I reached your nice work while I am trying to solve time series matching problem.
My problem is just for sequence matching, don't need to classify sequences after aligning.
I have few questions about DTAN.
-
What if someone has variable data length of sequences? It seems like sequences in UCR dataset have almost fixed length, but in my case, sequence lengths vary too much. A first option I though is zero-padding short sequences to match max-length in a batch similar with speech tasks. But it may need some constraints telling some part of sequence in a batch are zero-padded. Can you give me a guide for this thing?
-
In DTAN, input signals U_i are aligned thorough f_loc and CPAB. But what I want to see is a kind of warping path from reference signal to target signal. Is it possible in DTAN?
Thank you in advance.
Regards.
Hi YJHong,
Thanks for your feedback! I'm glad you found our work useful :)
Regarding your questions:
-
Variable length (VL) input: as mentioned in the paper under the "

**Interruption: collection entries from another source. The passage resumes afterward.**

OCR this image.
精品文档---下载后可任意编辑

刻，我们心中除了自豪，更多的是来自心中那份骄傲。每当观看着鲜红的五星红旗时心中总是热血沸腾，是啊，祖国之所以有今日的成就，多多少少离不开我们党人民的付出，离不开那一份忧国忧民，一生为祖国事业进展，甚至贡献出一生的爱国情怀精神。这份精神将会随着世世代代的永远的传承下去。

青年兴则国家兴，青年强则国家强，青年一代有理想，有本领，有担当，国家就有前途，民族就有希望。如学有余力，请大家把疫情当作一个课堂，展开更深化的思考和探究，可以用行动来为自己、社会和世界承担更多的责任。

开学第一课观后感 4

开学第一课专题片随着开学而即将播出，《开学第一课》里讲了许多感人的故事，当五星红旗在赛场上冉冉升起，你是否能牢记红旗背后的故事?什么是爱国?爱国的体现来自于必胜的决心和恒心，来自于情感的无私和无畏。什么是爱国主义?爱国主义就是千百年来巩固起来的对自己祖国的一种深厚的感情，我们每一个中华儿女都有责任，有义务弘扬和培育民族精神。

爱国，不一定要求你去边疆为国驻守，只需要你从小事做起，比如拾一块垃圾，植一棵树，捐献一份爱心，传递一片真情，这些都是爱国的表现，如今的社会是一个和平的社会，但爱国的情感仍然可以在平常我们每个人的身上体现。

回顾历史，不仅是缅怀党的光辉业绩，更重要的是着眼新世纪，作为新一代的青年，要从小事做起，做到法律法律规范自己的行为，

Variable length and multi-channel data" section, adjusting DTAN to VL input requires f_loc that could handle such data (RNN?), removing the boundary condition from CPAB and a proper loss function (SDTW?).
Another solution, as you suggested, is adjusting the input signals such that they are of equal lengths (zero-padding for instance). You might want to check how the good people of the UCR archive preprocessed their data.
Imposing a constrain is another solution, perhaps try adjusting the smoothness prior such that signals which are more zero-padded allow for larger the deformation? (just thinking out loud here). -
DTAN is built for the joint alignment of signals. Therefor, there's no "reference signal". That being said, you could adjust the loss function such that the loss is between a batch of signals and a reference signal, and not the batch mean signal. Afterwards, simply plot the index mapping between them.
Hope this helps! If so let me know and I'll close this issue.
Thanks for your answers!
OK with closing issue.
@ronshapiraweber
I re-read DTAN (especially Variable length amd multi-channel data subsection) and gonna ask you something. (Sorry for asking after closing issue).
Suppose there are N sequences with different sequence length.
Firstly, I would design f_loc with RNN/TCN which are capable of treating variable length sequences.
Then theta_i would come out from f_loc and V_i would be generated via CPAB.
My question is that the length of V_i is different from each other respectively due to the length of U_i is different?
If then, the loss function in equation (5) (single class case) would be inappropriate so I need to use proper loss function like SoftDTW instead of l2 loss.
Am I getting it right?
Thanks.
Regards.
@yjhong89
Yes, you got it right :)
Keep in mind that you will also have to "turn off" the boundary condition on the CPAB transformation (U_i[0]=V_i[0] and U_i[n]=V_i[n], 'n' being the sequence length). That way, the output signal does not have to be of the same length.
Note: you will have to compute SDTW for each batch, which might be very costly. Take this into consideration when implementing the code.
Cheers and good luck!
Ron
@ronshapiraweber Thanks!